Admittedly, Lynch’s films do joyously invite over-intellectualization. But any desperation to make linear narrative sense of that which is purposefully and meaningfully lacking such constraints only serves to underplay the pure sensational thrill of his work. The film is like celluloid strips passing through the gate of the projector – or those ominous dashes of yellow road-lines that whizz through us during the film’s bookending credits sequences. Whether we can keep up or not, it rollercoasters into infinity.

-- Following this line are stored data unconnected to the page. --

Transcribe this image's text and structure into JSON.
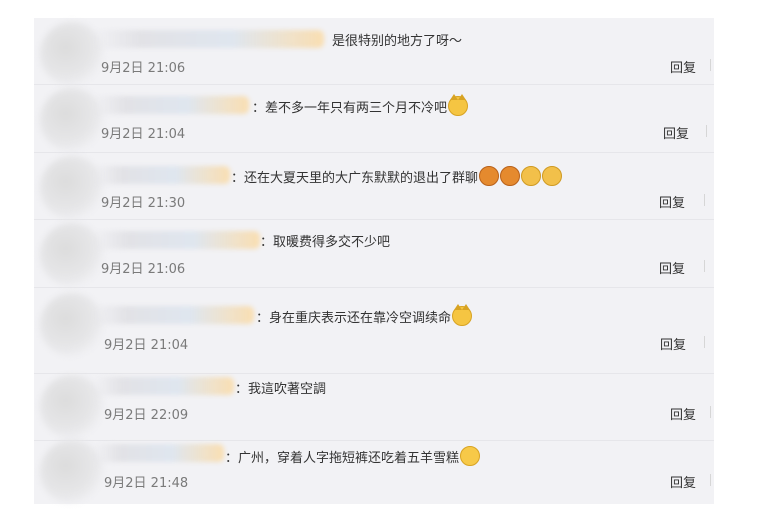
{
  "comments": [
    {
      "text": "是很特别的地方了呀～",
      "time": "9月2日 21:06",
      "reply": "回复",
      "emojis": []
    },
    {
      "text": "：差不多一年只有两三个月不冷吧",
      "time": "9月2日 21:04",
      "reply": "回复",
      "emojis": [
        "cat-face-icon"
      ]
    },
    {
      "text": "：还在大夏天里的大广东默默的退出了群聊",
      "time": "9月2日 21:30",
      "reply": "回复",
      "emojis": [
        "crying-face-icon",
        "crying-face-icon",
        "doge-face-icon",
        "doge-face-icon"
      ]
    },
    {
      "text": "：取暖费得多交不少吧",
      "time": "9月2日 21:06",
      "reply": "回复",
      "emojis": []
    },
    {
      "text": "：身在重庆表示还在靠冷空调续命",
      "time": "9月2日 21:04",
      "reply": "回复",
      "emojis": [
        "cat-face-icon"
      ]
    },
    {
      "text": "：我這吹著空調",
      "time": "9月2日 22:09",
      "reply": "回复",
      "emojis": []
    },
    {
      "text": "：广州，穿着人字拖短裤还吃着五羊雪糕",
      "time": "9月2日 21:48",
      "reply": "回复",
      "emojis": [
        "laughing-tears-icon"
      ]
    }
  ]
}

Lost Highway has stuck with me for close to two decades, despite my only having seen it once before as a teenager. That is no coincidence. Where it lacks the sheer emotional range present in Lynch’s most eternally rewarding works (among them Blue Velvet, Mulholland Dr., and Eraserhead) it possesses no shortage of ecstatic compositions, visceral terror, auditorial fascination, or command of the 20th century’s cinematic lexicon. The film is replete with sheer terror, raw and uncomfortable sexuality, rough violence. It careens with a harsh and wrenching flow that feels not unlike seasickness. It roars with a nihilism that embraces meaninglessness like the light at the end of the tunnel.
In restored glory Lost Highway brims with the indulgent feverishness of unfettered artistic honesty. It has aged incredibly gracefully. However, it remains Lynch’s most difficult-to-pin-down feature film. It defies classification or clarification. When you zig, it zags. But who would have it any other way?
Lost Highway is available now on 4K UHD+BLU-RAY COMBO and BLU-RAY through Criterion Collection.